[Moin-devel] Re: header_re patch for Page.getPageText() (Thomas Werschlein)

Wed May 4 23:38:27 EDT 2005

> I noticed, that Page.getPageText() does not limit header searches for
> pragmas and comments to the beginning of the page. Therefore, if
> a user, e.g. enters Java comments into a verbatim section such
>     as
>     {{{
>     # java comment
>     }}}
>
> AND there are no pragmas/comments before this java comment hash
> the body will start only after the java comment.
>
> Removing the re.MULITLINE flag when compiling the regexp did solve the
> problem for me.
>
> diff -u -r1.1 -r1.2
> --- Page.py     12 Apr 2005 15:00:23 -0000      1.1
> +++ Page.py     4 May 2005 11:32:00 -0000       1.2
> @@ -1389,7 +1389,7 @@
>           # Lazy compile regex on first use. All instances share the
>           # same regex, compiled once when the first call in an 
> instance is done.
>           if isinstance(self.__class__.header_re, (str, unicode)):
> -            self.__class__.header_re = 
> re.compile(self.__class__.header_re, re.MULTILINE | re.UNICODE)
> +            self.__class__.header_re = 
> re.compile(self.__class__.header_re, re.UNICODE)
>
>           body = self.get_raw_body() or ''
>           header = self.header_re.search(body)
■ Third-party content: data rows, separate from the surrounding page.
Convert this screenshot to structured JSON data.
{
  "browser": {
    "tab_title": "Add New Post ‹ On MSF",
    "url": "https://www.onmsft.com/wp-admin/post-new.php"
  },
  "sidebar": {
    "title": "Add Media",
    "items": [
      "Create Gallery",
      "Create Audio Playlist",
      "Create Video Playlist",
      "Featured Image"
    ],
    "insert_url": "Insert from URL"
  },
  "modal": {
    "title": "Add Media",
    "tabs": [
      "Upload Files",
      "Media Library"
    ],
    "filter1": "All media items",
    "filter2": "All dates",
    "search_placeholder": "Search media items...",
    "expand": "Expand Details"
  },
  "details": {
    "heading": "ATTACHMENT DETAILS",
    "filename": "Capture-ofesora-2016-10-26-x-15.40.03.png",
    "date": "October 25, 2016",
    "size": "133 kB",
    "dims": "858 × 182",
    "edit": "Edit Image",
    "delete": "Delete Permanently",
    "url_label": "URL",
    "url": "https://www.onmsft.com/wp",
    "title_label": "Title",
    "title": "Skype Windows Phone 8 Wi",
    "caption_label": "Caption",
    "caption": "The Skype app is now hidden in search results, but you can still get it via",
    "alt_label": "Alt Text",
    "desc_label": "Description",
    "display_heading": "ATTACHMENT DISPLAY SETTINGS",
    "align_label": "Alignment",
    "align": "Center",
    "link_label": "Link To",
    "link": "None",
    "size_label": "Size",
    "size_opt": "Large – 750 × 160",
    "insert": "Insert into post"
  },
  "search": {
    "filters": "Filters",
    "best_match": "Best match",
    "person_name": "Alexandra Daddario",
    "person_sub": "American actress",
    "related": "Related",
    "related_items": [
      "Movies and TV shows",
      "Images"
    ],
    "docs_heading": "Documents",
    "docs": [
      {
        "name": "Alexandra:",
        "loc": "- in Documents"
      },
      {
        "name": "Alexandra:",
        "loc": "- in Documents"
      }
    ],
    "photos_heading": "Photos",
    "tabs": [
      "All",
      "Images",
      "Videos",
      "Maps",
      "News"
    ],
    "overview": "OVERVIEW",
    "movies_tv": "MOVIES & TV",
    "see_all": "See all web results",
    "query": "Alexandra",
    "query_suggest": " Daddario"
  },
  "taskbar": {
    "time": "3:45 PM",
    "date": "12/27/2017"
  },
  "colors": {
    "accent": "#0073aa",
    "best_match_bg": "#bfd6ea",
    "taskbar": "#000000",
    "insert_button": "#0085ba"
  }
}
The search is done in the raw body of the page. The header_re is used 
to show the first interesting search result, which the current search 
define as the first result on the page body.

I'm not sure that removing the re.M does not break that re for other 
cases. Anyway, I suspect that re is wrong, and have another well tested 
re used by section parser.

Best Regards,

Nir Soffer